7) Their behavior is very inconsistent

The next red flag on our list is inconsistency. A partner who wants to give you his all won’t leave you hanging — that’s just the reality of things.

On the other hand, commitment phobia may lead to:

Stop calling or texting for a few days out of nowhere
He bombed you with love bombs for a few weeks and then left AWOL shortly after
Show a real commitment to working on improving the relationship but fall back into old patterns after just a week of trying
Expressing a desire to take a big step forward and then changing their mind at the last minute
In general, dating someone like this is completely unpredictable, trapping you in a vicious cycle of excitement, hope, crushing disappointment, bitterness, and new hope again.

But no matter how many times you hope things will get better, they never do. Not in the long term.

8) Something is always wrong

Not a single month can go by without another problem arising.

A relationship simply never seems easy, and although relationships take effort, they should bring more positives into your life.

And let’s be honest – it’s not.

Your nervous system is dysregulated all the time because you are not sure when your partner will withdraw and when he will shower you with affection.
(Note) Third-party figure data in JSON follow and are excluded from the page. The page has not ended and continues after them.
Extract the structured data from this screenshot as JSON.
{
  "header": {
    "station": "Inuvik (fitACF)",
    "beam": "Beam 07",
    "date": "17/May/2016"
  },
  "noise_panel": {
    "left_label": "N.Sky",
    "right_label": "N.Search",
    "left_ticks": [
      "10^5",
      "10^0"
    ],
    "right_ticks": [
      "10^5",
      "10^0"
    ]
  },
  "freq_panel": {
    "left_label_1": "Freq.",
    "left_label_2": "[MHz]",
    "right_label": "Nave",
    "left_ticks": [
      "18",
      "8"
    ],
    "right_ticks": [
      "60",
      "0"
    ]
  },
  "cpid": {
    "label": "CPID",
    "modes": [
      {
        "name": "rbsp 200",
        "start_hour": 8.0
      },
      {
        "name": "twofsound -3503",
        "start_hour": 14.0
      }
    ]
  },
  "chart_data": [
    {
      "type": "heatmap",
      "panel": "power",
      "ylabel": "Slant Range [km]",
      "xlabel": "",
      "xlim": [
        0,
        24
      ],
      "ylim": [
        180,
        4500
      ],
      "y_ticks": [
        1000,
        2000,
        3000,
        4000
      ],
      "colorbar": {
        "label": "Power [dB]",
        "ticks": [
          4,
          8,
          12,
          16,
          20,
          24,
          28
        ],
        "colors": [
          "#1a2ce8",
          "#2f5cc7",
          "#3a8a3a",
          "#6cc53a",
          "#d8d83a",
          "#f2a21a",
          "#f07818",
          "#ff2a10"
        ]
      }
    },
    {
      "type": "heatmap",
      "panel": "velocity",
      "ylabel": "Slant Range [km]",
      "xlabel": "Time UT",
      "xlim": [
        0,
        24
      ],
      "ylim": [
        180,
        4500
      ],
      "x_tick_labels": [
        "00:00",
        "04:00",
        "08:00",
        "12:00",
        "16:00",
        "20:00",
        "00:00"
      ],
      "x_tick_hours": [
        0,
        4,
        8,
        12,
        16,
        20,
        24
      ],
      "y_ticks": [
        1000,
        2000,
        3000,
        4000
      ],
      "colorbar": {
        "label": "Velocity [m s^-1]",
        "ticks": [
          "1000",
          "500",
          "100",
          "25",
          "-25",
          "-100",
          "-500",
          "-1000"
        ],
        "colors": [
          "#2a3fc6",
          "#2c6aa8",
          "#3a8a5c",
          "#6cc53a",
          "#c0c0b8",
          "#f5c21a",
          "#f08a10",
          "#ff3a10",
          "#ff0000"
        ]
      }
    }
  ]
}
You keep hoping things will get better, but they rarely do.

You’re torn between imagining the rest of your life with the person you love most in this world and realizing that the ideal version of him in your head doesn’t match reality, because how can the love of your life run away from you when you want to see true commitment?

It’s a whirlwind, that’s for sure.

But remember that while some people with commitment phobia can work on their problems and get better, you should still see some active progress. If you keep hoping, but nothing really changes after months or even years, it may be time to reevaluate the relationship.